Warum ist das wichtig?
Der Wechsel von Saibari zum FC Bayern könnte zum bislang teuersten Transfer in der Geschichte der PSV Eindhoven werden. Mit einer Ablösesumme von rund 48 Millionen Euro plus bis zu fünf Millionen Euro Boni würde Saibari den bisherigen Rekordverkauf von Hirving Lozano (50 Millionen Euro) fast erreichen. Auch für den deutschen Rekordmeister hat der Deal eine große Bedeutung. Mit Saibari verpflichten die Bayern einen vielseitigen Offensivspieler, der in der vergangenen Spielzeit der beste Scorer seines Teams war und sich als Alternative zum ursprünglich favorisierten Anthony Gordon etablierte. Zudem ist Saibari mit seiner Vielseitigkeit auf nahezu allen offensiven Positionen ein wertvoller Baustein für die Mannschaft von Julian Nagelsmann. Sein aktueller Marktwert von rund 40 Millionen Euro macht ihn zum wertvollsten Profi der Eredivisie, was die sportliche Qualität seiner Verpflichtung unterstreicht.
Ausblick
Nach Abschluss der noch ausstehenden administrativen Schritte und dem Medizincheck im Anschluss an Saibaris WM-Einsätze mit Marokko könnte der Transfer als einer der teuersten Zukäufe in der Klubgeschichte der Bayern offiziell verkündet werden. Dies stärkt die Offensive des deutschen Meisters vor der kommenden Saison erheblich. Für Saibari eröffnet sich die Chance, sich auf der ganz großen Bühne Bundesliga und Champions League zu beweisen.

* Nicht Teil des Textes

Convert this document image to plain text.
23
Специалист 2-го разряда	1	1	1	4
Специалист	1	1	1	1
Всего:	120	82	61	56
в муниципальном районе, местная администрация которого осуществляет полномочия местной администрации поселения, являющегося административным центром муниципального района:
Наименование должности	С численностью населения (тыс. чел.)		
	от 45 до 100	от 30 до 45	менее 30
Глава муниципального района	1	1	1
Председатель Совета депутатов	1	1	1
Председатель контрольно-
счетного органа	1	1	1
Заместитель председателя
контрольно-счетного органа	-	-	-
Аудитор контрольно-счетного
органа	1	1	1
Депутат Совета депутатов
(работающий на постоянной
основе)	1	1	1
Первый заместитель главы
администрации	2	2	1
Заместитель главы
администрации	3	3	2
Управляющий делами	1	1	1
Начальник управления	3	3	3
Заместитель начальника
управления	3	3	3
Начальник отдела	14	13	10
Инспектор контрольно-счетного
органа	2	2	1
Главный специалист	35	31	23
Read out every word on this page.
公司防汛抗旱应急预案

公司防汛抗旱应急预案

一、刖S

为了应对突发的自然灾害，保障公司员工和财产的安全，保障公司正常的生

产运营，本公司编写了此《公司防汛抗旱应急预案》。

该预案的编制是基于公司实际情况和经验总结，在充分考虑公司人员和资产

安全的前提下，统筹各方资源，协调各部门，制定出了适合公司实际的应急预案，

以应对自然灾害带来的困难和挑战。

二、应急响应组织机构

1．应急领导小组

Die PSV hingegen sichert sich mit der hohen Ablösesumme finanzielle Mittel, die in neue Talente investiert werden können. Es bleibt spannend zu beobachten, wie Saibari sich in der Bundesliga etablieren wird und welchen Einfluss er auf die Ziele des FC Bayern in nationalen und internationalen Wettbewerben nehmen kann.